O projeto estreia em junho com exibição gratuita das três obras que compõem a trilogia na plataforma videobrasil.online: “VIGILANTE_EXTENDED” (2022), “BUGs” (2023) e “echoes of a wet finger:” (2024). Disponíveis até 3 de agosto, os vídeos vêm acompanhados de textos e materiais críticos produzidos por Diniz que aprofundam o universo conceitual de Cribb.
A trilogia investiga os efeitos psicológicos da hiperconectividade e os mecanismos de vigilância contemporâneos. Para Diniz, a perspectiva de Cribb como mulher negra não é acessória ao trabalho: “É como uma mulher negra que ela olha, investiga e pensa criticamente a tecnologia”, disse a curadora, apontando como os vídeos conectam o universo digital à herança física da colonialidade.

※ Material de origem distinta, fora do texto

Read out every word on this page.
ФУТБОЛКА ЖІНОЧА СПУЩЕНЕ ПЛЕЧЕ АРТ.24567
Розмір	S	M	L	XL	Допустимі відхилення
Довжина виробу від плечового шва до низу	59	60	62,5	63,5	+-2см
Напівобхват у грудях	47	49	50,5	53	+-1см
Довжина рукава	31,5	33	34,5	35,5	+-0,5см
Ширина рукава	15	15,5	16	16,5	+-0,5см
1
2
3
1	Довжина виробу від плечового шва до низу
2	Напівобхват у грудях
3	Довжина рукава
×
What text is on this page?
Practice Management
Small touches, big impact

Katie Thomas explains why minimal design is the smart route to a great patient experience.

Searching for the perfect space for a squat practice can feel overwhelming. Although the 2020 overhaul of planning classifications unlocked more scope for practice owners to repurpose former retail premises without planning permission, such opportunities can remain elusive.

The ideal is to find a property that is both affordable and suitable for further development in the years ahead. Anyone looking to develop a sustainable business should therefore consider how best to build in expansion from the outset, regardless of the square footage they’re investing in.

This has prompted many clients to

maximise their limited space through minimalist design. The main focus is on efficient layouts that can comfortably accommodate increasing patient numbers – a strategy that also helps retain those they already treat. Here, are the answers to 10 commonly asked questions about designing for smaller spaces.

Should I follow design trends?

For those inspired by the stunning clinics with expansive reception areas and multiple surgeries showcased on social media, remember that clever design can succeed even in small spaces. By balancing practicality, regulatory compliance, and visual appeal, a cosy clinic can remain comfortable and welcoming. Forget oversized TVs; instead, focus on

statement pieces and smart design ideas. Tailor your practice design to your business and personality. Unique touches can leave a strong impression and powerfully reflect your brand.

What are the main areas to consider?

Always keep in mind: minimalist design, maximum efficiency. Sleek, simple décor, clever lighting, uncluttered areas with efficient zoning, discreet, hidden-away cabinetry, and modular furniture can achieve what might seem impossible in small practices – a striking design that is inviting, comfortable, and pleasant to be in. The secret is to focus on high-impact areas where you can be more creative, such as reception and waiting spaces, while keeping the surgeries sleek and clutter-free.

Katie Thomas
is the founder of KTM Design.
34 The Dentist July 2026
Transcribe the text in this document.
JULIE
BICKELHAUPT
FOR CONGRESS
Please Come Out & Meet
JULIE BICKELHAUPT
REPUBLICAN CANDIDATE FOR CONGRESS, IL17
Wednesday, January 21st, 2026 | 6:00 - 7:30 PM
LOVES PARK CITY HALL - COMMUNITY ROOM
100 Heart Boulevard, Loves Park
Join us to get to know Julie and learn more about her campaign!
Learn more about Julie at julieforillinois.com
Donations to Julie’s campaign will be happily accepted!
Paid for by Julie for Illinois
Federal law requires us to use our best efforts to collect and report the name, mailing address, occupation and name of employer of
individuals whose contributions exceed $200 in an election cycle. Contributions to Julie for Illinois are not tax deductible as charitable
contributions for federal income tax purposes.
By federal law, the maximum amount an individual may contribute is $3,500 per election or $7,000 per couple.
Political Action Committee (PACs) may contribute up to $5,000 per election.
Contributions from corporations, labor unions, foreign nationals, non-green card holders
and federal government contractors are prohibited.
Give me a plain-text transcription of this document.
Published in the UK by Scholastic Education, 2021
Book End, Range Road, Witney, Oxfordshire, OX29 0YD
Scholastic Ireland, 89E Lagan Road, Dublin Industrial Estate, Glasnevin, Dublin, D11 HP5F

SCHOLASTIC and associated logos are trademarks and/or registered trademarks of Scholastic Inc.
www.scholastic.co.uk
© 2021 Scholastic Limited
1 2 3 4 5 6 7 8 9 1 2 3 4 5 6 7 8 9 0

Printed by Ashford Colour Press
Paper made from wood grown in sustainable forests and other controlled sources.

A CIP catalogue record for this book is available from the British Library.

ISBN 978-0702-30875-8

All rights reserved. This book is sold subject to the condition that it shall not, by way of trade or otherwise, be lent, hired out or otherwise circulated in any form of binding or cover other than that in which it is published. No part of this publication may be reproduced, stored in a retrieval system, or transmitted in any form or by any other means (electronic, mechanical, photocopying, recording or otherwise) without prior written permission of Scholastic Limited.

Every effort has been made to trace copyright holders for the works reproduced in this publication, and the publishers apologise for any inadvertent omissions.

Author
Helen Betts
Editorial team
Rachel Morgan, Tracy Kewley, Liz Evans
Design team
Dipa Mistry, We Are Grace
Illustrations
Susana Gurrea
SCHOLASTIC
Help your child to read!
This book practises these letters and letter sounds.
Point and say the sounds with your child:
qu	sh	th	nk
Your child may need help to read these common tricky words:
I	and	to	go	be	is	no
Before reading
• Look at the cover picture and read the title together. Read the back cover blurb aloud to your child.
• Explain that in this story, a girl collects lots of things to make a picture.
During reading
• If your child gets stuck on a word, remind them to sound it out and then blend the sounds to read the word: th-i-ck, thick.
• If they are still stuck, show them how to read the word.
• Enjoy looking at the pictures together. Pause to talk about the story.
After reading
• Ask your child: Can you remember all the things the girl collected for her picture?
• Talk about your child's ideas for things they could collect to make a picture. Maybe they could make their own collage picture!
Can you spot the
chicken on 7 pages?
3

“Diante das obras, reconhecemo-nos como insetos girando ao redor de uma lâmpada e, assim, percebemos quão fantasiosa é a discursividade iluminista que persiste em atribuir exclusivamente a alguns humanos — e suas sociedades — a pretensa capacidade de iluminar a vida alheia”, destaca Clarissa. “Nesses trabalhos, a generificação da tecnologia adquire protagonismo por meio da figura alegórica da ‘vigilante’, uma espécie de versão 3.0 e igualmente interespécie da Medusa. A avatar, cujo corpo é recoberto por olhos e orelhas, conduz os espectadores através de uma distópica aventura que atravessa aspectos como a obsessão com o olhar da alteridade, a disforia e o fascínio com o erro, a metamorfose e a inversão de perspectivas entre o eu e o outro, presas e predadores”.
Em julho, o projeto sai da tela e chega às ruas. BUGs será projetado em looping na empena do MAC-USP, em São Paulo.